Through four games this season, Seattle’s defense has been better than many would have expected. Not great. The Seahawks have given up significant rushing yards in the second half of two different games this season, but they’ve forced nine turnovers, held two of four opponents to fewer than 20 points and rank 10th out of the league’s 32 teams in points allowed.
That’s pretty good when you consider that Seattle lost six of its starters from last season, five of whom were former Pro Bowlers.
Pretty good is one thing. The Rams show the distinct possibility of being a truly great offense, having scored more than 30 points in every game this season.
There was a time when Seattle could look at that kind of production and shrug, confident that its defense would change that. That time, however, was five years ago, and if the Seahawks are going to upset the Rams on Sunday it will be because the Seahawks offense goes from struggling, to competent, to being outright potent.
That will depend largely upon Russell Wilson because for all the talk about establishing the run and finding balance, the quarterback of this team is the only who’s capable of conjuring up the points the Seahawks are going to need if they’re going to win this game.
We’ve seen him do it before. Last year against Houston when he threw for 452 yards. Or back in 2015 against the Pittsburgh Steelers when he threw five touchdown passes.
Entering this season, quarterback was the one advantage the Seahawks seemed to have over the Rams. The Seahawks had Wilson, who’d proven himself to be one of the league’s very best. The Rams had Jared Goff, who was the NFL’s most improved player in 2017 largely because he had been so awful as a rookie.

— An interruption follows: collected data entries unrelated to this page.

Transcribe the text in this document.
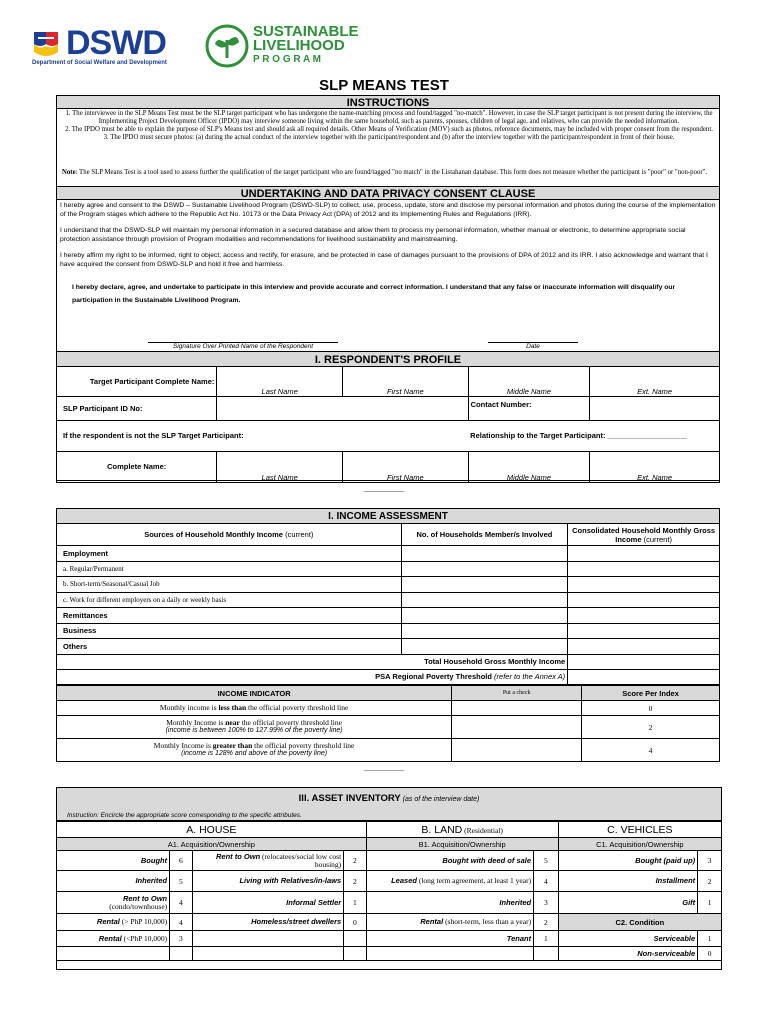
DSWD
Department of Social Welfare and Development
SUSTAINABLE
LIVELIHOOD
P R O G R A M
SLP MEANS TEST
INSTRUCTIONS
1. The interviewee in the SLP Means Test must be the SLP target participant who has undergone the name-matching process and found/tagged "no-match". However, in case the SLP target participant is not present during the interview, the Implementing Project Development Officer (IPDO) may interview someone living within the same household, such as parents, spouses, children of legal age, and relatives, who can provide the needed information.
2. The IPDO must be able to explain the purpose of SLP's Means test and should ask all required details. Other Means of Verification (MOV) such as photos, reference documents, may be included with proper consent from the respondent.
3. The IPDO must secure photos: (a) during the actual conduct of the interview together with the participant/respondent and (b) after the interview together with the participant/respondent in front of their house.
Note: The SLP Means Test is a tool used to assess further the qualification of the target participant who are found/tagged "no match" in the Listahanan database. This form does not measure whether the participant is "poor" or "non-poor".
UNDERTAKING AND DATA PRIVACY CONSENT CLAUSE
I hereby agree and consent to the DSWD – Sustainable Livelihood Program (DSWD-SLP) to collect, use, process, update, store and disclose my personal information and photos during the course of the implementation of the Program stages which adhere to the Republic Act No. 10173 or the Data Privacy Act (DPA) of 2012 and its Implementing Rules and Regulations (IRR).
I understand that the DSWD-SLP will maintain my personal information in a secured database and allow them to process my personal information, whether manual or electronic, to determine appropriate social protection assistance through provision of Program modalities and recommendations for livelihood sustainability and mainstreaming.
I hereby affirm my right to be informed, right to object, access and rectify, for erasure, and be protected in case of damages pursuant to the provisions of DPA of 2012 and its IRR. I also acknowledge and warrant that I have acquired the consent from DSWD-SLP and hold it free and harmless.
I hereby declare, agree, and undertake to participate in this interview and provide accurate and correct information. I understand that any false or inaccurate information will disqualify our
participation in the Sustainable Livelihood Program.
Signature Over Printed Name of the Respondent	Date
I. RESPONDENT'S PROFILE
Target Participant Complete Name:	Last Name	First Name	Middle Name	Ext. Name

SLP Participant ID No:			Contact Number:	
If the respondent is not the SLP Target Participant:			Relationship to the Target Participant: ___________________	
Complete Name:	Last Name	First Name	Middle Name	Ext. Name
--------------------
I. INCOME ASSESSMENT		
Sources of Household Monthly Income (current)	No. of Households Member/s Involved	Consolidated Household Monthly Gross Income (current)
Employment		
a. Regular/Permanent		
b. Short-term/Seasonal/Casual Job		
c. Work for different employers on a daily or weekly basis		
Remittances		
Business		
Others		
Total Household Gross Monthly Income		
PSA Regional Poverty Threshold (refer to the Annex A)		
INCOME INDICATOR	Put a check	Score Per Index

Monthly income is less than the official poverty threshold line		0

Monthly Income is near the official poverty threshold line
(income is between 100% to 127.99% of the poverty line)		2

Monthly Income is greater than the official poverty threshold line
(income is 128% and above of the poverty line)		4
--------------------
III. ASSET INVENTORY (as of the interview date)
Instruction: Encircle the appropriate score corresponding to the specific attributes.
A. HOUSE				B. LAND (Residential)		C. VEHICLES	
A1. Acquisition/Ownership				B1. Acquisition/Ownership		C1. Acquisition/Ownership	
Bought	6	Rent to Own (relocatees/social low cost housing)	2	Bought with deed of sale	5	Bought (paid up)	3
Inherited	5	Living with Relatives/in-laws	2	Leased (long term agreement, at least 1 year)	4	Installment	2
Rent to Own
(condo/townhouse)	4	Informal Settler	1	Inherited	3	Gift	1
Rental (> PhP 10,000)	4	Homeless/street dwellers	0	Rental (short-term, less than a year)	2	C2. Condition	
Rental (<PhP 10,000)	3			Tenant	1	Serviceable	1
						Non-serviceable	0
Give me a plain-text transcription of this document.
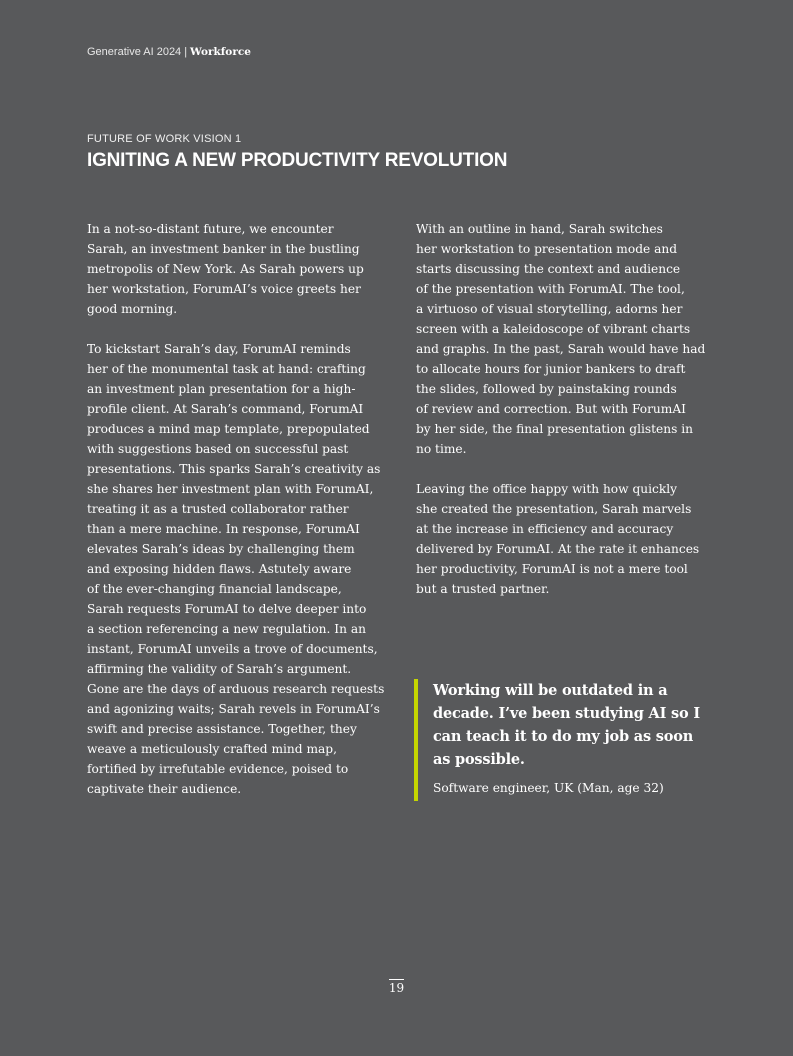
Generative AI 2024 | Workforce
FUTURE OF WORK VISION 1
IGNITING A NEW PRODUCTIVITY REVOLUTION

In a not-so-distant future, we encounter
Sarah, an investment banker in the bustling
metropolis of New York. As Sarah powers up
her workstation, ForumAI’s voice greets her
good morning.

To kickstart Sarah’s day, ForumAI reminds
her of the monumental task at hand: crafting
an investment plan presentation for a high-
profile client. At Sarah’s command, ForumAI
produces a mind map template, prepopulated
with suggestions based on successful past
presentations. This sparks Sarah’s creativity as
she shares her investment plan with ForumAI,
treating it as a trusted collaborator rather
than a mere machine. In response, ForumAI
elevates Sarah’s ideas by challenging them
and exposing hidden flaws. Astutely aware
of the ever-changing financial landscape,
Sarah requests ForumAI to delve deeper into
a section referencing a new regulation. In an
instant, ForumAI unveils a trove of documents,
affirming the validity of Sarah’s argument.
Gone are the days of arduous research requests
and agonizing waits; Sarah revels in ForumAI’s
swift and precise assistance. Together, they
weave a meticulously crafted mind map,
fortified by irrefutable evidence, poised to
captivate their audience.

With an outline in hand, Sarah switches
her workstation to presentation mode and
starts discussing the context and audience
of the presentation with ForumAI. The tool,
a virtuoso of visual storytelling, adorns her
screen with a kaleidoscope of vibrant charts
and graphs. In the past, Sarah would have had
to allocate hours for junior bankers to draft
the slides, followed by painstaking rounds
of review and correction. But with ForumAI
by her side, the final presentation glistens in
no time.

Leaving the office happy with how quickly
she created the presentation, Sarah marvels
at the increase in efficiency and accuracy
delivered by ForumAI. At the rate it enhances
her productivity, ForumAI is not a mere tool
but a trusted partner.

Working will be outdated in a
decade. I’ve been studying AI so I
can teach it to do my job as soon
as possible.

Software engineer, UK (Man, age 32)

19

Well, through four games, Goff has thrown 11 touchdown passes while being intercepted twice and he’s looking unflappable at the helm of the league’s top offense while Wilson has been white-knuckling the steering wheel of a hooptie that’s having trouble getting out of first gear.
They’ve got to deal with us? Nope. The Seahawks don’t have a potent enough offense to deal with them. Not yet at least. Rams 33, Seahawks 23.